Sciencemadness Discussion Board

Strange result from a glycerol and soap production trying

Steamboy - 1-2-2017 at 09:10

I was trying to make glycerol.
For this, I decided to use the classical soap method (mix water with NaOH and vegetable oil), but with an extra addition of salt (NaCl) for increase the efficency of glycerol production and avoid soap solidification.

However I obtained an strange result, the liquids that I created are three layers, instead of only the two: soap, and the water with glycerol and salt.


Description of liquids:

The most light layer seems a kind of oil, yellow and insoluble to water. However this "oil" is unable to react with caustic soda again.
What is this? I will do a test of flammability, but I don't think this might be biodiesel or something so... At least, this method is supposed to not be valid for create biodiesel, or shouldn't be.

The second layer, white and viscous, seems to be soap, but is very fluid.

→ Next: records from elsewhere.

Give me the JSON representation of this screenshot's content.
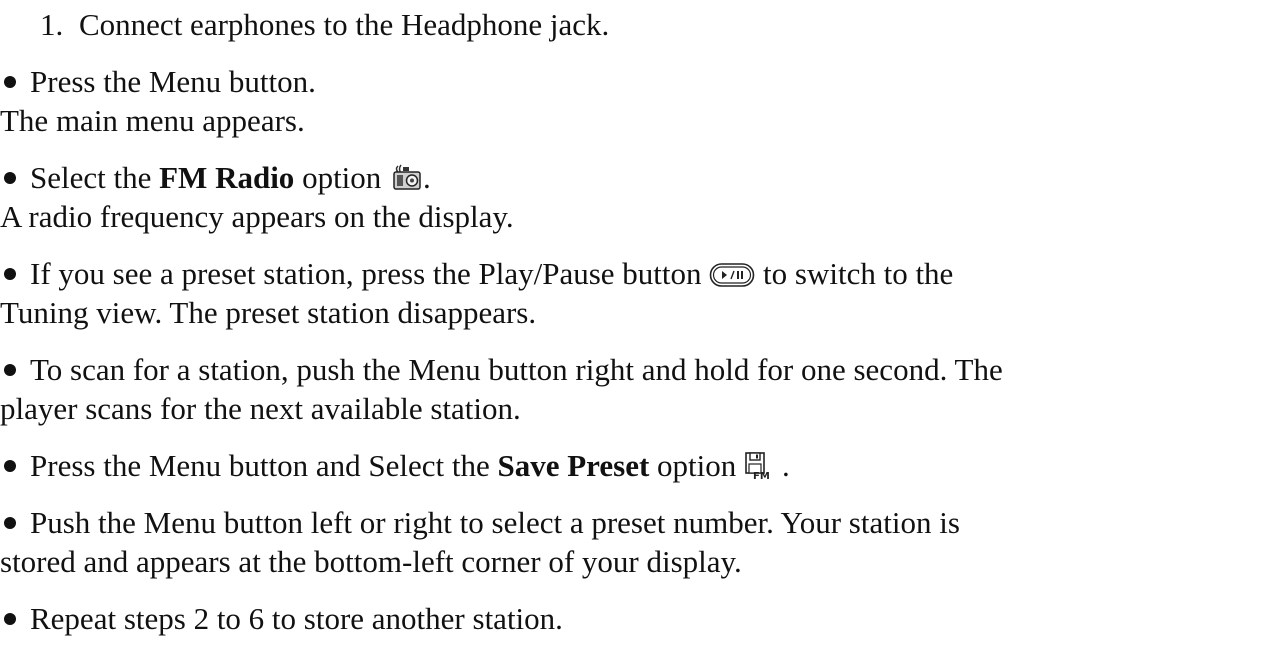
{
  "steps": {
    "s1": {
      "number": "1.",
      "text": "Connect earphones to the Headphone jack."
    },
    "s2": {
      "text": "Press the Menu button.",
      "result": "The main menu appears."
    },
    "s3": {
      "pre": "Select the ",
      "bold": "FM Radio",
      "post": " option ",
      "end": ".",
      "icon": "radio-icon",
      "result": "A radio frequency appears on the display."
    },
    "s4": {
      "pre": "If you see a preset station, press the Play/Pause button ",
      "icon": "play-pause-button-icon",
      "post": " to switch to the",
      "cont": "Tuning view. The preset station disappears."
    },
    "s5": {
      "line1": "To scan for a station, push the Menu button right and hold for one second. The",
      "line2": "player scans for the next available station."
    },
    "s6": {
      "pre": "Press the Menu button and Select the ",
      "bold": "Save Preset",
      "post": " option ",
      "end": ".",
      "icon": "save-preset-fm-icon"
    },
    "s7": {
      "line1": "Push the Menu button left or right to select a preset number. Your station is",
      "line2": "stored and appears at the bottom-left corner of your display."
    },
    "s8": {
      "text": "Repeat steps 2 to 6 to store another station."
    }
  }
}
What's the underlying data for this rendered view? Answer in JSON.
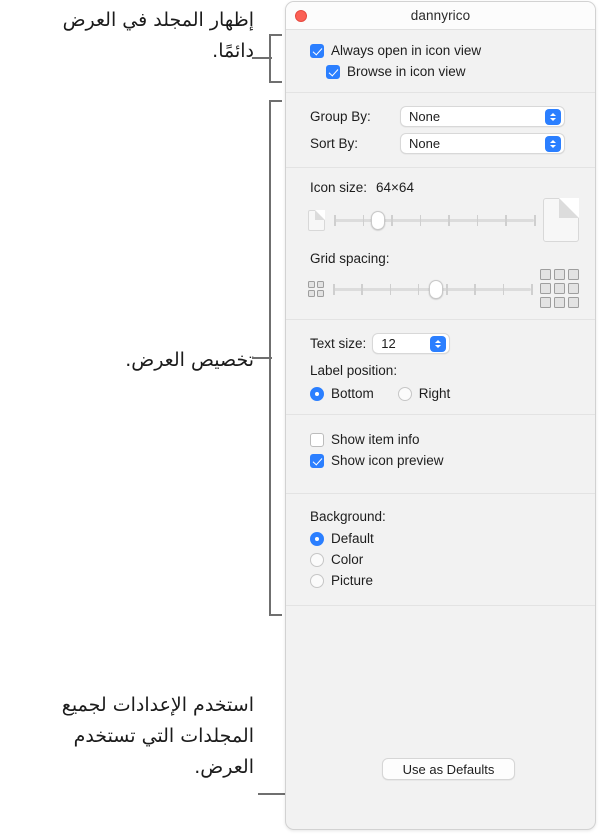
{
  "window": {
    "title": "dannyrico",
    "close_icon": "close-button-red"
  },
  "view_options": {
    "always_open_icon_view": {
      "label": "Always open in icon view",
      "checked": true
    },
    "browse_icon_view": {
      "label": "Browse in icon view",
      "checked": true
    },
    "group_by": {
      "label": "Group By:",
      "value": "None"
    },
    "sort_by": {
      "label": "Sort By:",
      "value": "None"
    },
    "icon_size": {
      "label": "Icon size:",
      "value": "64×64",
      "slider_percent": 22
    },
    "grid_spacing": {
      "label": "Grid spacing:",
      "slider_percent": 52
    },
    "text_size": {
      "label": "Text size:",
      "value": "12"
    },
    "label_position": {
      "label": "Label position:",
      "options": [
        {
          "label": "Bottom",
          "selected": true
        },
        {
          "label": "Right",
          "selected": false
        }
      ]
    },
    "show_item_info": {
      "label": "Show item info",
      "checked": false
    },
    "show_icon_preview": {
      "label": "Show icon preview",
      "checked": true
    },
    "background": {
      "label": "Background:",
      "options": [
        {
          "label": "Default",
          "selected": true
        },
        {
          "label": "Color",
          "selected": false
        },
        {
          "label": "Picture",
          "selected": false
        }
      ]
    },
    "use_as_defaults": "Use as Defaults"
  },
  "annotations": {
    "always_open": "إظهار المجلد في العرض دائمًا.",
    "customize_view": "تخصيص العرض.",
    "use_defaults": "استخدم الإعدادات لجميع المجلدات التي تستخدم العرض."
  },
  "colors": {
    "accent": "#2b7fff",
    "close": "#fb6055",
    "panel": "#f2f2f2",
    "annotation_line": "#6f6f6f"
  }
}
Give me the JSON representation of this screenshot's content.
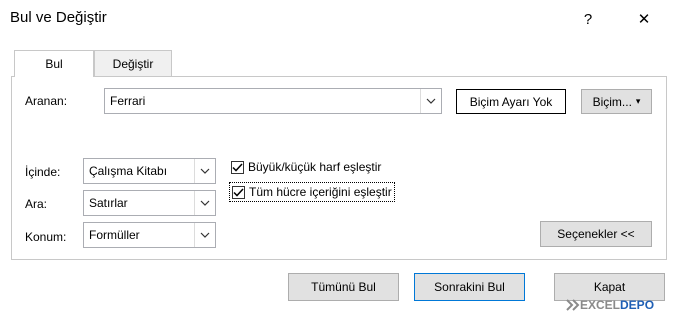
{
  "window": {
    "title": "Bul ve Değiştir",
    "help": "?",
    "close": "✕"
  },
  "tabs": [
    {
      "label": "Bul"
    },
    {
      "label": "Değiştir"
    }
  ],
  "find": {
    "label": "Aranan:",
    "value": "Ferrari",
    "format_preview": "Biçim Ayarı Yok",
    "format_button": "Biçim...",
    "format_arrow": "▾"
  },
  "options": {
    "within": {
      "label": "İçinde:",
      "value": "Çalışma Kitabı"
    },
    "search": {
      "label": "Ara:",
      "value": "Satırlar"
    },
    "look_in": {
      "label": "Konum:",
      "value": "Formüller"
    },
    "match_case": {
      "label": "Büyük/küçük harf eşleştir",
      "checked": true
    },
    "match_entire": {
      "label": "Tüm hücre içeriğini eşleştir",
      "checked": true
    },
    "toggle_button": "Seçenekler <<"
  },
  "footer": {
    "find_all": "Tümünü Bul",
    "find_next": "Sonrakini Bul",
    "close": "Kapat"
  },
  "watermark": {
    "text_left": "EXCEL",
    "text_right": "DEPO"
  },
  "icons": {
    "dropdown": "chevron-down-icon",
    "check": "checkmark-icon"
  },
  "colors": {
    "accent_border": "#0078d7",
    "button_bg": "#e1e1e1",
    "watermark_blue": "#1f5fb5",
    "watermark_grey": "#8a8a8a"
  }
}
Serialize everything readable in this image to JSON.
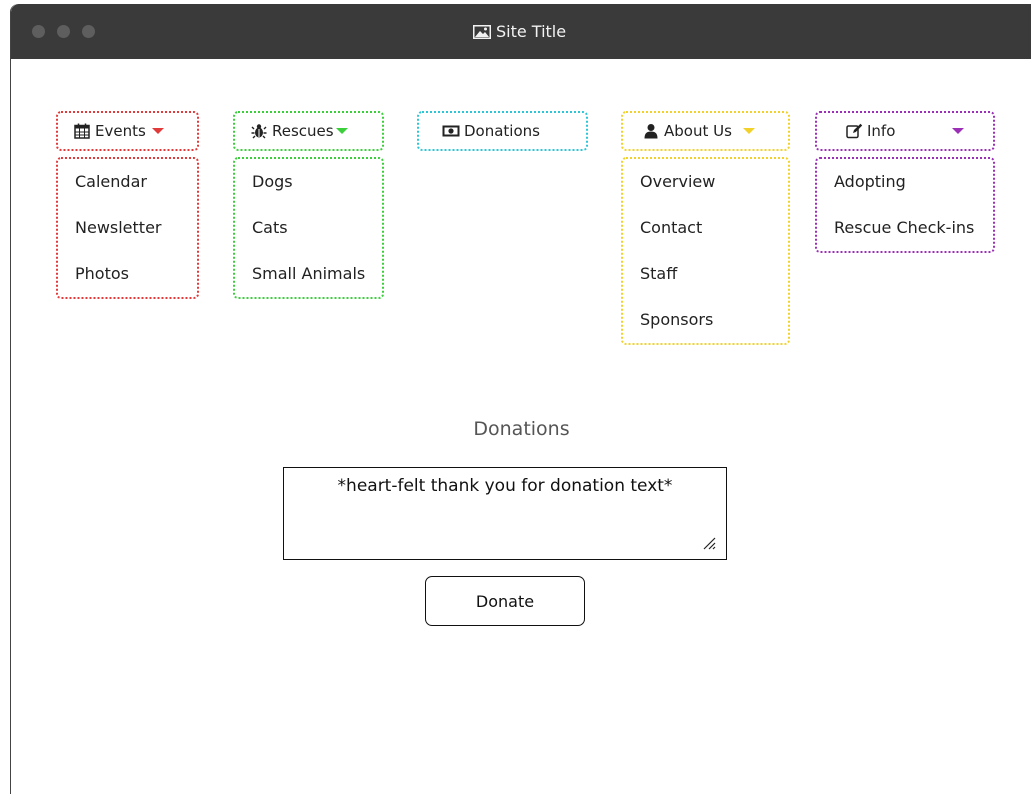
{
  "window": {
    "title": "Site Title"
  },
  "nav": {
    "events": {
      "label": "Events",
      "items": [
        "Calendar",
        "Newsletter",
        "Photos"
      ],
      "color": "#e03a3a"
    },
    "rescues": {
      "label": "Rescues",
      "items": [
        "Dogs",
        "Cats",
        "Small Animals"
      ],
      "color": "#3ccf3c"
    },
    "donations": {
      "label": "Donations",
      "color": "#2cc6d6"
    },
    "about": {
      "label": "About Us",
      "items": [
        "Overview",
        "Contact",
        "Staff",
        "Sponsors"
      ],
      "color": "#f2d22a"
    },
    "info": {
      "label": "Info",
      "items": [
        "Adopting",
        "Rescue Check-ins"
      ],
      "color": "#9b2fb5"
    }
  },
  "donations_section": {
    "title": "Donations",
    "message": "*heart-felt thank you for donation text*",
    "button_label": "Donate"
  },
  "icons": {
    "window": "image-icon",
    "events": "calendar-icon",
    "rescues": "bug-icon",
    "donations": "money-icon",
    "about": "user-icon",
    "info": "edit-icon"
  }
}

And the third layer is soluble in water and has an sweet "alcoholic smell"... possibly this is the glycerol and salt dissolution that I want to create.


Can someone help me?

[Edited on 1-2-2017 by Steamboy]

Dr.Bob - 1-2-2017 at 13:43

If no methanol was added, then there is no biodiesel. I would guess that you have failed to complete the reaction, likely by not following a real prep, so you still have veg oil on top, then soap in the middle, then some glycerol/water on the bottom. There are many preps for both soap and biodiesel, both of which provide glycerol, so find one and follow it carefully. I've managed to make biodiesel, so it can't be too hard.